De bruit et de douleur

C’était un peu comme apprendre l’étiquette. Quand il était petit, Kanjiro détestait les leçons de savoir-vivre que sa mère s’efforçait de lui inculquer : comment se tenir, comment prendre les baguettes, comment parler, comment prendre quel air, comment regarder les différentes personnes, comment, comment, comment…Tant de réponses à des questions qu’il ne poserait jamais. Le jeune Hyûga avait beau faire, il n’arrivait pas à se détendre. C’était normal quand on y pense : après tout, ce qu’il avait sous la main, ce n’était pas des baguettes et ce qu’il y avait sur la table, ce n’était pas un bol de riz. Notez qu’on aurait pu s’y tromper, à voir l’expression de Yukito. Enfin, ce n’était pas comme de la gourmandise : le genin de Kiri avait tranquillement déballé la trousse fournie par son maître et pris tout son temps pour examiner ses outils, avec forces précautions et gestes explicites. Inutile de dire que sa future victime n’en menait pas large.

Devant cet homme à part entière, qui avait sûrement une famille, des enfants et toute une vie assortie et qui vous suppliait du regard et des gémissements de vous comporter comme un être humain normal, on se sentait comme un enfant. Un enfant qui, devant l’école, tirerait la robe de sa mère en pleurant et en disant ne pas vouloir y aller. Sauf que l’école était une séance de torture et sa mère un guerrier chevronné qui ne faisait aucun cas de la vie humaine. Et tandis que Yukito demandait à Takeo-sensei s’il y avait des brasero à disposition, Kanjiro attendait, espérant stupidement qu’un miracle descende du ciel pour rappeler au Gîru qu’être un adolescent n’incluait pas un don naturel pour la cruauté. Mais le jônin fit un signe et l’enfant marcha vers la grille de l’école en traînant les pieds.
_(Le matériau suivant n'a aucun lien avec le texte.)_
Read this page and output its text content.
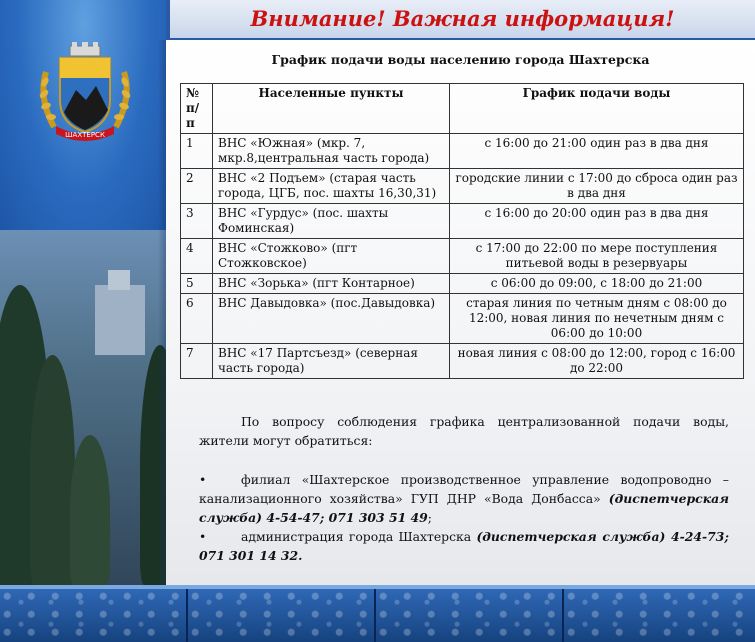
ШАХТЕРСК
Внимание! Важная информация!
График подачи воды населению города Шахтерска
№ п/ п	Населенные пункты	График подачи воды
1	ВНС «Южная» (мкр. 7, мкр.8,центральная часть города)	с 16:00 до 21:00 один раз в два дня
2	ВНС «2 Подъем» (старая часть города, ЦГБ, пос. шахты 16,30,31)	городские линии с 17:00 до сброса один раз в два дня
3	ВНС «Гурдус» (пос. шахты Фоминская)	с 16:00 до 20:00 один раз в два дня
4	ВНС «Стожково» (пгт Стожковское)	с 17:00 до 22:00 по мере поступления питьевой воды в резервуары
5	ВНС «Зорька» (пгт Контарное)	с 06:00 до 09:00, с 18:00 до 21:00
6	ВНС Давыдовка» (пос.Давыдовка)	старая линия по четным дням с 08:00 до 12:00, новая линия по нечетным дням с 06:00 до 10:00
7	ВНС «17 Партсъезд» (северная часть города)	новая линия с 08:00 до 12:00, город с 16:00 до 22:00
По вопросу соблюдения графика централизованной подачи воды, жители могут обратиться:
•	филиал «Шахтерское производственное управление водопроводно – канализационного хозяйства» ГУП ДНР «Вода Донбасса» (диспетчерская служба) 4-54-47; 071 303 51 49;
•	администрация города Шахтерска (диспетчерская служба) 4-24-73; 071 301 14 32.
Se tournant vers le chevalet qui se tenait à côté de lui, il s’attarda encore un peu ; c’était surprenant de constater que malgré l’aspect délabré de la planque, ce support et les objets qu’il présentait étaient reluisants. Chacun des ces instruments semblait avoir été aiguisé et poli avec soin, mais Kanjiro n’arriva pas à s’en émerveiller : leurs tranchants, pointes et courbes serpentines ne lui évoquaient que leur usage macabre. Il ne savait pas par quel type de sévice commencer : après avoir passé en revue divers outils métalliques tranchants, crochus et perforants, il prit ce qui ressemblait à un bistouri et l’approcha du ventre du patient, en essayant de ne pas prêter attention à ses gémissements de protestation et de supplique. Un toussotement discret lui fit tourner la tête : Honshû ne se débrouillait pas mieux, mais il s’était au moins rappelé qu’il valait mieux enlever le bâillon d’abord. Le jeune Hyûga l’imita avec une lenteur dégoûtée : le contact de sa victime était un engrenage dans lequel il répugnait à mettre le doigt. Le paysan terrifié s’empressa de déclarer qu’il ne savait rien, qu’il avait une femme et cinq enfants à charge et qu’il rendait hommage à son seigneur chaque jour. D’une voix blanche, Kanjiro interrogea, insista puis menaça, essuyant à chaque fois déni, protestations et suppliques. Takeo-sensei toussota sèchement et Yukito eut un petit rire amusé. L’héritier de la Sôke respira à fond et se décida à lui faire mal.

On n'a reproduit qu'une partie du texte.